Madrid öffnet damit seiner Baubranche einen Weg nach Osten
Spanien berät Polen bei Verwendung von EU-Geld

Spanien will seine Erfahrungen mit dem Einsatz von EU-Geldern nutzen, um die polnische Regierung in den kommenden zwei Jahren bei EU-finanzierten Infrastrukturprojekten zu beraten. Das teilte die spanische Infrastrukturministerin Magdalena Alvarez jetzt in Madrid mit.

MADRID. Spanien könne zum Modell für die Beitrittsländer werden, sagte die Ministerin. Initiator der Initiative ist offenbar die spanische Bauindustrie: die muss im Zuge der Osterweiterung auf neue Infrastrukturprojekte im eigenen Land verzichten und will neue Märkte im Osten erobern.
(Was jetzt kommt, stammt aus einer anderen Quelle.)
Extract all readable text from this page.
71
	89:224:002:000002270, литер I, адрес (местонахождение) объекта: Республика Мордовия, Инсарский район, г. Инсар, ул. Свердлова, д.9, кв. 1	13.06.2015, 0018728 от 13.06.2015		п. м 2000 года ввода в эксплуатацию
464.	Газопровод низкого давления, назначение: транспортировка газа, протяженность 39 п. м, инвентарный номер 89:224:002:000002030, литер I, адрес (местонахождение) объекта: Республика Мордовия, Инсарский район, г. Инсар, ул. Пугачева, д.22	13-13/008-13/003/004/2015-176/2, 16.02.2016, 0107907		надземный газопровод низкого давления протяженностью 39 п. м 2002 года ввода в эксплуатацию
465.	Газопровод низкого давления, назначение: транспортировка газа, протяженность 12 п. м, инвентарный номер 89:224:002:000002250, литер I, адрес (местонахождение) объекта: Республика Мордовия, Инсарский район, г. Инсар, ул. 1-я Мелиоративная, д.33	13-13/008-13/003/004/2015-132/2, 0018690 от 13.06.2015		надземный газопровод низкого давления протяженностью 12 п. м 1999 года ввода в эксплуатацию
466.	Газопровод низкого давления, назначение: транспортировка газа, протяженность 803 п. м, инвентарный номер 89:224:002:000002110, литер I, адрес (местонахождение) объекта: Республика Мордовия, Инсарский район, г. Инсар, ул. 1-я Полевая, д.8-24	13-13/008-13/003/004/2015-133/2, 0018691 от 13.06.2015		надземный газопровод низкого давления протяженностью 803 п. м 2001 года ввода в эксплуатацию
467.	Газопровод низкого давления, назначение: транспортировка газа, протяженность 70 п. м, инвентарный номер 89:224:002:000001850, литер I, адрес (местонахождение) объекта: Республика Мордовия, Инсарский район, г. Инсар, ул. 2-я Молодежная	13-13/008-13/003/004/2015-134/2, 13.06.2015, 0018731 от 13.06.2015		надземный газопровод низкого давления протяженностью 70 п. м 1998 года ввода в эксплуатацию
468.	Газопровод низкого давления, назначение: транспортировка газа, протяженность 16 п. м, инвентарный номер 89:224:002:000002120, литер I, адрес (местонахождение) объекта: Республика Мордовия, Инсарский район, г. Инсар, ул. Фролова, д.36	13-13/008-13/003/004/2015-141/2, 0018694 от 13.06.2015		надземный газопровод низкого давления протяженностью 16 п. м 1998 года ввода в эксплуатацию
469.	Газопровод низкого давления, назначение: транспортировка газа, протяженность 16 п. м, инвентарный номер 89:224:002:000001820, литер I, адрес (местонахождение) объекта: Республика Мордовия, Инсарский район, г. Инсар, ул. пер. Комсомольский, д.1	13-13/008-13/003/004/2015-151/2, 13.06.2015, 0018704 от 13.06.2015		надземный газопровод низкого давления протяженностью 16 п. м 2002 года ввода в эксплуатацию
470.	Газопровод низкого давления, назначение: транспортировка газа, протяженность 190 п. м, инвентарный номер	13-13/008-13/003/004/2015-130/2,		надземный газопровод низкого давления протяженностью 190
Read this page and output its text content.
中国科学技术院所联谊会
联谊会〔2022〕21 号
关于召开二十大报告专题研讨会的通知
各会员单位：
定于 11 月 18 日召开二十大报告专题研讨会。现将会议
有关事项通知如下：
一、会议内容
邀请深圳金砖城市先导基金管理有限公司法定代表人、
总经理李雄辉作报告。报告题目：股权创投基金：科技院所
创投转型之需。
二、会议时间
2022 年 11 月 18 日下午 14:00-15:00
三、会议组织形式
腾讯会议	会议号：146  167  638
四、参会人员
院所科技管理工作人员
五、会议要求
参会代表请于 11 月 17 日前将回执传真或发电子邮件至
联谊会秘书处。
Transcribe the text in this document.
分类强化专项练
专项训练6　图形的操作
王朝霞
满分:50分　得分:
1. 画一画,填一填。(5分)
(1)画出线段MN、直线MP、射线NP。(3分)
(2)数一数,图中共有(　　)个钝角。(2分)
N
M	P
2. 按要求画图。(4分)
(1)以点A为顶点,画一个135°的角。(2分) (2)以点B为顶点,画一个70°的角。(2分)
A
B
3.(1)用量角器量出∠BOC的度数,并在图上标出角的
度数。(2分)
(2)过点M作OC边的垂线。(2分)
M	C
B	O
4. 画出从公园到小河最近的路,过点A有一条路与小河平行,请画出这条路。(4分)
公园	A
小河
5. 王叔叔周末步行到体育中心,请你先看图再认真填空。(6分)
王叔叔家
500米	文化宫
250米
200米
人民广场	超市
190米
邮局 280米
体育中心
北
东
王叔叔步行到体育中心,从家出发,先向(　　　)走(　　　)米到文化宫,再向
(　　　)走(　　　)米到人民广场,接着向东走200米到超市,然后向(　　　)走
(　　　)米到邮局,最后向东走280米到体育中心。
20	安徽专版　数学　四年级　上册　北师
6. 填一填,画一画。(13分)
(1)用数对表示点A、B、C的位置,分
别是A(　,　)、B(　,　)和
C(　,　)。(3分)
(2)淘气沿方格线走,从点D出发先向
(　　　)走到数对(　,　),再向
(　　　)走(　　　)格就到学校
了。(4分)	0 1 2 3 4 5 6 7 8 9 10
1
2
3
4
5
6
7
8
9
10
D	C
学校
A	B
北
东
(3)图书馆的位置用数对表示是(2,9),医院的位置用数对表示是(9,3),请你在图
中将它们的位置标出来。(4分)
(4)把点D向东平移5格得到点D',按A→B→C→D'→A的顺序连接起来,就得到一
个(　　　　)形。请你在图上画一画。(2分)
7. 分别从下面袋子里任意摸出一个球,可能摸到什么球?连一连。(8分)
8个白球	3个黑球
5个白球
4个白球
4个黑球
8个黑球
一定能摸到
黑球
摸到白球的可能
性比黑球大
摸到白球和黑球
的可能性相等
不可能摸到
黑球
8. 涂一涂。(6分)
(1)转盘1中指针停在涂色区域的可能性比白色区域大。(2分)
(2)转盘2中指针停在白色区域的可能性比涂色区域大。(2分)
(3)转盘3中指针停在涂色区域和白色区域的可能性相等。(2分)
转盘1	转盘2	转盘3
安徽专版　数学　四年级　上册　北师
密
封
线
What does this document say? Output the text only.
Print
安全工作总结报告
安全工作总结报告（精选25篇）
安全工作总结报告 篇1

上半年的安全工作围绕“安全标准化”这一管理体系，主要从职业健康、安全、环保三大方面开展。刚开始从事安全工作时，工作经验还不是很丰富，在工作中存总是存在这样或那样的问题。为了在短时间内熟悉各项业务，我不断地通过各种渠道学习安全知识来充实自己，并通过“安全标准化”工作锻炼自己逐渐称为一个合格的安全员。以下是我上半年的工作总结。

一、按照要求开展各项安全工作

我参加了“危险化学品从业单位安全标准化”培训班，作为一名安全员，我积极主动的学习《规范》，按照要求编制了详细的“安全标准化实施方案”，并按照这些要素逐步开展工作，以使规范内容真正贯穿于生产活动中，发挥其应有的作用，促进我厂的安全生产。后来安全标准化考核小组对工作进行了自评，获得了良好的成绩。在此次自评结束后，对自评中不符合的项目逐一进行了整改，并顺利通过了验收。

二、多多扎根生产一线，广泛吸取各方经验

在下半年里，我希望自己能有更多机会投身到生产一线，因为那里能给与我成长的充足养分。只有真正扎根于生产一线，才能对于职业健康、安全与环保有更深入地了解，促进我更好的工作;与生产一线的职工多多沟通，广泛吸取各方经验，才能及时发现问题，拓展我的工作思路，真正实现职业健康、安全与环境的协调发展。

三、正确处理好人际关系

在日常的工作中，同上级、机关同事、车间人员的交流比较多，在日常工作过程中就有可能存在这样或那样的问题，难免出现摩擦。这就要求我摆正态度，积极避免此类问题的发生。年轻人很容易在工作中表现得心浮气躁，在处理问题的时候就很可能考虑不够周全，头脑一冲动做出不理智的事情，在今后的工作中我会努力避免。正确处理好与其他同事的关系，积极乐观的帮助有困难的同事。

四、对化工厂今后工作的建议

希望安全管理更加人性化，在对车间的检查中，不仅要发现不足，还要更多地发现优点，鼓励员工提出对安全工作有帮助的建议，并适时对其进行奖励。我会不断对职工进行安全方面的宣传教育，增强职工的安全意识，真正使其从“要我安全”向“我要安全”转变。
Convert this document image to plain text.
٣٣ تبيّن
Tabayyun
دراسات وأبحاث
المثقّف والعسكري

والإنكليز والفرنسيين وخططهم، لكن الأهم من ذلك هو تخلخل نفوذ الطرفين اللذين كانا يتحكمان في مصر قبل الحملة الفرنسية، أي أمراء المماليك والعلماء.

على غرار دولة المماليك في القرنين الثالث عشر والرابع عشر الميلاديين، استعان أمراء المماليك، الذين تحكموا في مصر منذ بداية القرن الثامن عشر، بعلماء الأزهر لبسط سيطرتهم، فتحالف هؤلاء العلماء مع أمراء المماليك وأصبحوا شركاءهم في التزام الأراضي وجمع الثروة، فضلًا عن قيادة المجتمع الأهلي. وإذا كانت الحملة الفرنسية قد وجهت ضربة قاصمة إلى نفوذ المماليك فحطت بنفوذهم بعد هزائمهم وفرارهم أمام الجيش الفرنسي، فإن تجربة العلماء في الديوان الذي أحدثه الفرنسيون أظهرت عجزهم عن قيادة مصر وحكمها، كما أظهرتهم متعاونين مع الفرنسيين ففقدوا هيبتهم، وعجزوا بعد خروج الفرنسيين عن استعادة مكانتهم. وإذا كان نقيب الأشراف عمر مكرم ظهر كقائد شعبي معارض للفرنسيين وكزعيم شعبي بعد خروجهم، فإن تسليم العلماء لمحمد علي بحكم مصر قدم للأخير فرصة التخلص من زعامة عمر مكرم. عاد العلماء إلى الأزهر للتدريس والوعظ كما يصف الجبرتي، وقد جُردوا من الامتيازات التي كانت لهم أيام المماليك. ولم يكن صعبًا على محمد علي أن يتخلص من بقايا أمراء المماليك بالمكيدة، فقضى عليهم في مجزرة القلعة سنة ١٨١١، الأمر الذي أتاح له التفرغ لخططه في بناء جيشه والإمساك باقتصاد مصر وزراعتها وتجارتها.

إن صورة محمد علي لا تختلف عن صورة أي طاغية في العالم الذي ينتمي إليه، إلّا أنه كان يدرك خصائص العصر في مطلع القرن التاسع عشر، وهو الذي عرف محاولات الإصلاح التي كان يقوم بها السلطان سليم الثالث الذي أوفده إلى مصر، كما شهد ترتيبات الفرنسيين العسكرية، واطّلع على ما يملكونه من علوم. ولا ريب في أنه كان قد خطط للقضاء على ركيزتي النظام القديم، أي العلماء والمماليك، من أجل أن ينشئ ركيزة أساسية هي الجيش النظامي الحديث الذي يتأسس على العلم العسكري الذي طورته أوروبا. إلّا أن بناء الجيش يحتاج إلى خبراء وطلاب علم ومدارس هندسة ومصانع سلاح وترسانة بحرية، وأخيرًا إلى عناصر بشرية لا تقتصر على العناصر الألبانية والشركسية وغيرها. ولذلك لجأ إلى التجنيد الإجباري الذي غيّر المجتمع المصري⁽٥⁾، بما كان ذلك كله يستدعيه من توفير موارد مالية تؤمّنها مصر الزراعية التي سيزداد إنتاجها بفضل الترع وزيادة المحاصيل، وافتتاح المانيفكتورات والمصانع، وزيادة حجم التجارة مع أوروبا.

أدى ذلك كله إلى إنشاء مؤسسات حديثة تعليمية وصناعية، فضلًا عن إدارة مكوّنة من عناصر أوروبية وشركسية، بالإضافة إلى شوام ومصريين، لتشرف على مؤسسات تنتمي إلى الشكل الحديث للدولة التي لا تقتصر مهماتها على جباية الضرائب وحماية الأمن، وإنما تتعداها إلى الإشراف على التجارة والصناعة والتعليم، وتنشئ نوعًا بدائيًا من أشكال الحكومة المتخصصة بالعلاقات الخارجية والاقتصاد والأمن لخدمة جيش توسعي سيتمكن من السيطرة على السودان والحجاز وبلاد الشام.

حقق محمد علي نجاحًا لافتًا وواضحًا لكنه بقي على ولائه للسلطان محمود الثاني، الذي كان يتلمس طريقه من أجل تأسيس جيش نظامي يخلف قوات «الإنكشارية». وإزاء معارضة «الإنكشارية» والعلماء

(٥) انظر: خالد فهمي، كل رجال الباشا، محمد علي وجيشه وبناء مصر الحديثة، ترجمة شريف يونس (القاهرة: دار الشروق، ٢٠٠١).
Die Osteuropäer erhoffen sich von Madrid Hilfe, um möglichst viel Geld aus Brüssel zu erhalten und diese Hilfen ebenso effizient zu investieren, wie das Spanien getan hatte – zumindest beim Bau von Häfen, Flugplätzen, Bahnstrecken und Straßen. Damit würde ein Traum des konservativen Ex-Premiers José María Aznar Wirklichkeit: Spanien als Anwalt und Vorbild der kleineren EU-Länder.

Aber auch Spaniens neuer Ministerpräsident José Luís Rodríguez Zapatero kann den Beratungsauftrag innenpolitisch nutzen. Auf Druck der heimischen Bauindustrie drängt er auf eine großzügige Übergangsfrist, bevor die EU-Fonds für Spanien selbst auslaufen. In den vergangenen zwei Jahren erhielten die Spanier immerhin netto jährlich weit über acht Milliarden Euro aus Brüssel – soviel wie kein anderes Land in der EU. Aber gleichzeitig wünscht sich der Sozialist mehr politisches Gewicht für sein Land innerhalb der EU. Er weiß jedoch, dass er als sturer Bittsteller, wie sein Vorgänger Aznar es war, dieses Ziel nicht erreichen kann. Zudem ist Zapatero bewusst, dass Deutschland, der größte EU-Nettozahler, wenig Spielraum hat, auf Spaniens Wünsche einzugehen. Madrid hatte vorgeschlagen, das EU-Budget auf 1,24 Prozent des Bruttoinlandspodukts festzulegen. Denn nur so könnte nach Schätzung vieler Experten finanziert werden, dass die EU-Hilfen für Spanien erst in 2015, wie Zapatero es wünscht, und nicht wie geplant in 2007 auslaufen. Dagegen besteht Deutschland darauf, den Etat auf 1 Prozent zu begrenzen.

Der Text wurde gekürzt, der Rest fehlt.